US-Russia military ties depend on Syrian opposition stance: Source
Secretary of State Rex Tillerson told nations opposed to Syrian President Bashar al-Assad that the US would not cooperate militarily with Russia until it stopped labelling all Assad's opponents as terrorists, a Western diplomat said on Friday.
"In the discussion, he made it clear that there would not be military cooperation until the Russians accepted that not all the opposition are terrorists," the diplomat said.
He was speaking after Tillerson held his first joint talks with countries that oppose Assad, including Saudi Arabia, Turkey, France and Britain.
On Friday, German Foreign Minister Sigmar Gabriel said countries opposed to Syrian President Bashar al-Assad, including the United States, backed efforts by the United Nations to broker a political solution to the civil war in Syria.
"It is clear that all who met want a political solution... and that this political solution must be achieved in Geneva under the auspices of the United Nations and that there cannot be any parallel negotiations," Gabriel told reporters after a meeting that included the United States, Saudi Arabia, Turkey, France and Britain.
Gabriel said US Secretary of State Rex Tillerson had played an active role in the discussions about how to end the war in Syria, which took place on the sidelines of a meeting of G20 foreign ministers.
All eyes have been on the United States and its approach to ending the violence in Syria, given promises by US President Donald Trump to build closer ties to Russia, which has supported the Syrian government under Assad.
Speaking alongside Gabriel, French Foreign Minister Jean-Marc Ayrault said Geneva would ultimately fail if Russia did not use its influence on the Syrian government and Iran to stop labelling all those opposed to Assad as "terrorists".

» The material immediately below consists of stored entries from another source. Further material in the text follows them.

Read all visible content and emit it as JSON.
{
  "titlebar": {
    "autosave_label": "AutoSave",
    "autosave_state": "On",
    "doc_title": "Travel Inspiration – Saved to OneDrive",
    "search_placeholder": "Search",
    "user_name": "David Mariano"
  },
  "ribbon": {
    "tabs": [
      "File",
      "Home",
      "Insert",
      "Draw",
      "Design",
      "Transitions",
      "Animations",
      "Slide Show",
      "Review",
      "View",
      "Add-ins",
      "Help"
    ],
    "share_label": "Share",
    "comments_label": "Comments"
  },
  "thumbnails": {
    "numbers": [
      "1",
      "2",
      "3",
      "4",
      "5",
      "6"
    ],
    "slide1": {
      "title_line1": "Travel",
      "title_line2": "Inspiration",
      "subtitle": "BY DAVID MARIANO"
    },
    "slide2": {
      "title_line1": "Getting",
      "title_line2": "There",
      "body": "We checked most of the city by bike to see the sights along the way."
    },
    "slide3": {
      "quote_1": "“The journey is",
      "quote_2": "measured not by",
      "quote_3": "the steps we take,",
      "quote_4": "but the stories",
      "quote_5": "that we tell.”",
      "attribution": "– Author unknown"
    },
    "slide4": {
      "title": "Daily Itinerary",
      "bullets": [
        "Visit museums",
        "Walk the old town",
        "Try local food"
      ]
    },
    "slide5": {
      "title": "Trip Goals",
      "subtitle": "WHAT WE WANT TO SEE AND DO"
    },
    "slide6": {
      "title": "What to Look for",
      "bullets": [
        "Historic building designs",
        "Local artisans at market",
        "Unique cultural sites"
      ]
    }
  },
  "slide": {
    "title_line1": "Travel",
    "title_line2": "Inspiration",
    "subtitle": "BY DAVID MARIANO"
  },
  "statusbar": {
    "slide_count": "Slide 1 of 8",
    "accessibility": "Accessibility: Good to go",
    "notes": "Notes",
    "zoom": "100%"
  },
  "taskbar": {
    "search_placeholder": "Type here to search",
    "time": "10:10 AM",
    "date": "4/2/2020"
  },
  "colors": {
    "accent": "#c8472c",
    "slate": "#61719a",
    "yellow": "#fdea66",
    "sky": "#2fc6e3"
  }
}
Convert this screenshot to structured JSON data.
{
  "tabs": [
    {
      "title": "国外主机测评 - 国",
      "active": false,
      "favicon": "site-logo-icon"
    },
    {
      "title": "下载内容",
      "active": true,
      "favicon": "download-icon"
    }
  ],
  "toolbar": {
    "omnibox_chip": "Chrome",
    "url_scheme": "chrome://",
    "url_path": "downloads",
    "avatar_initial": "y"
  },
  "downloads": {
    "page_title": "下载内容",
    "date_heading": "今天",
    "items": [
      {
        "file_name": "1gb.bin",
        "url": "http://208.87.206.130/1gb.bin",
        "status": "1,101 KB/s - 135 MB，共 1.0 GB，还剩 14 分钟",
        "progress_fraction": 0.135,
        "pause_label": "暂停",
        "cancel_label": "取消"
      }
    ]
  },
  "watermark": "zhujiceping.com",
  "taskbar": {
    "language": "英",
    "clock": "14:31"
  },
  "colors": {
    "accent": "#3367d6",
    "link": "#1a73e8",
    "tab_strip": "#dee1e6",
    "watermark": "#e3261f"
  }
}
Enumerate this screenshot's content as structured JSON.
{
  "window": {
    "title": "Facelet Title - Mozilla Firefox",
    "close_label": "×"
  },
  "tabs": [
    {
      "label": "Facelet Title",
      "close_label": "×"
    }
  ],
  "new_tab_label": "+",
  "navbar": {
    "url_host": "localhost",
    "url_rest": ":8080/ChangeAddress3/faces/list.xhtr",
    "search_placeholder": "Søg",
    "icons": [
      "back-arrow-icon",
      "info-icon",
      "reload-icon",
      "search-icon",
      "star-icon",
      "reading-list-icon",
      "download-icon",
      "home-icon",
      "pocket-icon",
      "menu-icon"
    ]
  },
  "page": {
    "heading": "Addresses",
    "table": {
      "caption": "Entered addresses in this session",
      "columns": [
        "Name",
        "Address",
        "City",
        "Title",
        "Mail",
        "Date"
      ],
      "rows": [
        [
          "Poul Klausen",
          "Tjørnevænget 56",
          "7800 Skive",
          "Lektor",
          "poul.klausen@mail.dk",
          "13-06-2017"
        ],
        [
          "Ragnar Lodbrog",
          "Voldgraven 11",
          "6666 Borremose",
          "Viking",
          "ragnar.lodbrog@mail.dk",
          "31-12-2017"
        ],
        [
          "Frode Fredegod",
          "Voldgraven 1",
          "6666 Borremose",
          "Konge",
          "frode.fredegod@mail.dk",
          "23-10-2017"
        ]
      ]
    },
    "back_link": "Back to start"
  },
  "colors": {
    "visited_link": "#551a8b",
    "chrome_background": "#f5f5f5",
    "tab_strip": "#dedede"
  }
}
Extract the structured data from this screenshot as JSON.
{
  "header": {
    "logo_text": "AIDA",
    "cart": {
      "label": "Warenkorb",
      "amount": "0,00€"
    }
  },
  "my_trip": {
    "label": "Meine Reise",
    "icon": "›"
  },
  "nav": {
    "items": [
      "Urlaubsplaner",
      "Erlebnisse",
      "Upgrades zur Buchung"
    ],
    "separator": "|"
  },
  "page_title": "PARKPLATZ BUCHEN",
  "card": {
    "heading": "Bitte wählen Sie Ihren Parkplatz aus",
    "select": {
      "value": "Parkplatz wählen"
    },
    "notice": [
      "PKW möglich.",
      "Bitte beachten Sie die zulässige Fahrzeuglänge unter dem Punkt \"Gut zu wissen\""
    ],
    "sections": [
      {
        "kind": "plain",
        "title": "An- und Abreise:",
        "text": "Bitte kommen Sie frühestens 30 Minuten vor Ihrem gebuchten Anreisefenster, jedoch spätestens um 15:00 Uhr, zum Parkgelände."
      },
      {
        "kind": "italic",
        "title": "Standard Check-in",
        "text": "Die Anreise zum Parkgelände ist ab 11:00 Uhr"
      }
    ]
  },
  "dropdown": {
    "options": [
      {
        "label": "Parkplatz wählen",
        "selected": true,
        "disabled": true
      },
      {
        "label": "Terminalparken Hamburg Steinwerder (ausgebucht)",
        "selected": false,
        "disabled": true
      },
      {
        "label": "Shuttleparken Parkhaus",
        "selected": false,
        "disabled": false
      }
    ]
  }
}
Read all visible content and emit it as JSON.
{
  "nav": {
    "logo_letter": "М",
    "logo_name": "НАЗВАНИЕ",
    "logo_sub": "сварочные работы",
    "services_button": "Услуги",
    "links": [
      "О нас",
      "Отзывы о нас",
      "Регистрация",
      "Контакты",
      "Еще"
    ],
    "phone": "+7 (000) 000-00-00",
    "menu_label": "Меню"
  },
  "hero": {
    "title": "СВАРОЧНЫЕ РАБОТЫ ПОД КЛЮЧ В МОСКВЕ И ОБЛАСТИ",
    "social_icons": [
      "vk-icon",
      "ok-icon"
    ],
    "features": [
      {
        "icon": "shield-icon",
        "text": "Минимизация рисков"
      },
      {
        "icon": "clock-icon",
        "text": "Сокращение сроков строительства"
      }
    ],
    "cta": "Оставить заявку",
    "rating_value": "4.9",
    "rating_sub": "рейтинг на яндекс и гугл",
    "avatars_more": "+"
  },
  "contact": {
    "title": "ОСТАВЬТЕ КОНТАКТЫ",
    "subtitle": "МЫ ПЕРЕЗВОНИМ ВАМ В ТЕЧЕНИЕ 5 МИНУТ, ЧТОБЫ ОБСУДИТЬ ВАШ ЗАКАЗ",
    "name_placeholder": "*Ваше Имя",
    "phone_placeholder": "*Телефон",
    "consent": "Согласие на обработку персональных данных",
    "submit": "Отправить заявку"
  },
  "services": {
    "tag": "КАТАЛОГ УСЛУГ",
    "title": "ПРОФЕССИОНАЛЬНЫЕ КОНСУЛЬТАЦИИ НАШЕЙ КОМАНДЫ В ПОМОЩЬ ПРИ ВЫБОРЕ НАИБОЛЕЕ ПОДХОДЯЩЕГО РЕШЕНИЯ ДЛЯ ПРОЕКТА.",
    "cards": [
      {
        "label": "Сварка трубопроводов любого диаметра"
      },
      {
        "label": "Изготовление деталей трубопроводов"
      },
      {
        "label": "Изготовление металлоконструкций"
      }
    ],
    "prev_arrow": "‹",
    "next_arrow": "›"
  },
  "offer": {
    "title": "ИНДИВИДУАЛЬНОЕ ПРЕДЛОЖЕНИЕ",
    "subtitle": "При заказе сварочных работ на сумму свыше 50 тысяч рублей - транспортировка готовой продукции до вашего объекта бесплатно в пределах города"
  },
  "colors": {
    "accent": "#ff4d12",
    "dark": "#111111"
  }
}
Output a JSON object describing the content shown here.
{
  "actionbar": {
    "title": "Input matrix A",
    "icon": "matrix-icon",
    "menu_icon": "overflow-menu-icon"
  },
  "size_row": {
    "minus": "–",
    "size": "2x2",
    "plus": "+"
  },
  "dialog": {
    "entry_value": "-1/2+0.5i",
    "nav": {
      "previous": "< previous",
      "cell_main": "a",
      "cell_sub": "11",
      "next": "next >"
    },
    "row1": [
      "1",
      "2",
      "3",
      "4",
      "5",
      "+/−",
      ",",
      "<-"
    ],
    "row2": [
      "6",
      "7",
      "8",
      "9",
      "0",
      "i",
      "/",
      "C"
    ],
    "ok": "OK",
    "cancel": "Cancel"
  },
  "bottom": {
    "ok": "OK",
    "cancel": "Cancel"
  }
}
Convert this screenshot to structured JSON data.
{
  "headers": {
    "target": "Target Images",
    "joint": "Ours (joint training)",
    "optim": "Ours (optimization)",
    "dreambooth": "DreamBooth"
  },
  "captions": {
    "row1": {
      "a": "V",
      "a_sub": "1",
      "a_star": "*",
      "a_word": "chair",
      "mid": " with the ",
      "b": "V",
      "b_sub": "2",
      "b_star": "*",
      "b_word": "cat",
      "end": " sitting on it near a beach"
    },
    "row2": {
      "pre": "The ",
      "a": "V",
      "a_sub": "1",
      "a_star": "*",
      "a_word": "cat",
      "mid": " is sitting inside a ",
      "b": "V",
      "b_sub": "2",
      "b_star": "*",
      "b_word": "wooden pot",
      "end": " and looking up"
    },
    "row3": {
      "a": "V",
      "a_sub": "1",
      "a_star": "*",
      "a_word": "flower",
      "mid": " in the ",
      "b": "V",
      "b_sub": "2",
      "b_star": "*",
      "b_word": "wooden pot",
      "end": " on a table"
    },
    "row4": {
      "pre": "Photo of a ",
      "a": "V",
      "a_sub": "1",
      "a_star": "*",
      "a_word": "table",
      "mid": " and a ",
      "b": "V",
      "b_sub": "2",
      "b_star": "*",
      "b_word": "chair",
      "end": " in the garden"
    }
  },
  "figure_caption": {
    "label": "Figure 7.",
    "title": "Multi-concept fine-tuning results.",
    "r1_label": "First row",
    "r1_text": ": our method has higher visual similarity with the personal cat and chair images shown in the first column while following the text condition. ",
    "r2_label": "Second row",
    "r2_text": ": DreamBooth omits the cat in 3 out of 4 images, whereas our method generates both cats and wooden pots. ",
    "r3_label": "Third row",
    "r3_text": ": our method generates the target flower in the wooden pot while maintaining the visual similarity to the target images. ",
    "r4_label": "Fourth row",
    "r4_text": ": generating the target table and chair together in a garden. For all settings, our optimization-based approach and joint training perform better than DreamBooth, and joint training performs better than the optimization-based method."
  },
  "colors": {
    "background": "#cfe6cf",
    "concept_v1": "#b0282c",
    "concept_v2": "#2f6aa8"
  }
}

On Thursday, Russian Foreign Minister Sergei Lavrov said the United States supported Russian-sponsored parallel peace talks on Syria in the Kazakh capital of Astana. Those talks ended on Thursday with no joint communique and opposing Syrian groups exchanging angry tirades.
Russia proposed a series of parallel intra-Syrian negotiations in coordination with Turkey and Iran last year in Astana to reinforce a shaky ceasefire.
It has tried to expand the scope to cover political aspects, a move that has been criticised by Western and Arab states, who argue that UN efforts are the only credible track for a political solution.
The United Nations special envoy on Syria, Staffan de Mistura, is convening a new round of peace talks among Syrian factions in Geneva on 23 February, after negotiations collapsed almost nine months ago.
A spokesman for de Mistura said he was still finalising who would come to the Geneva talks but there were already positive responses to invitations that had gone out.
Tillerson, on his first diplomatic trip abroad, has used the two-day G20 event as a chance to sit down with a string of foreign counterparts unsure about what Trump's "America First" policy means for them.
The former Exxonmobil boss on Friday held his first talks with Chinese counterpart Wang Yi, the highest level Sino-US encounter yet after the two powers got off to a rocky start under Trump.
Trump angered Beijing by questioning the "One China" policy agreed in the 1970s as the basis for what has become one of the most important global relationships.
Wang only agreed to go to Bonn after a conciliatory phone call between Trump and President Xi Jinping in which the US president backtracked on his earlier comments.
Tillerson has also moved to reassure nervous allies with a cautious approach to Russia, signalling there would be no radical shift despite Trump's pledges to seek a softer line.
Speaking after his first sitdown with Russian Foreign Minister Sergei Lavrov on Thursday, the Texan said the US sought cooperation with Moscow only when doing so "will benefit the American people".
After the G20 ends on Friday, the politics move to the high-profile Munich Security Conference where US Vice-President Mike Pence will make his international debut.
"He's going to reassure our allies of our commitment to our European partners and the reassurance for the transatlantic alliance," a senior White House adviser said.
In a speech on Saturday, Pence is expected to reassert Washington's commitment to NATO while pressing member states to follow through on pledges to share more of the defence spending burden.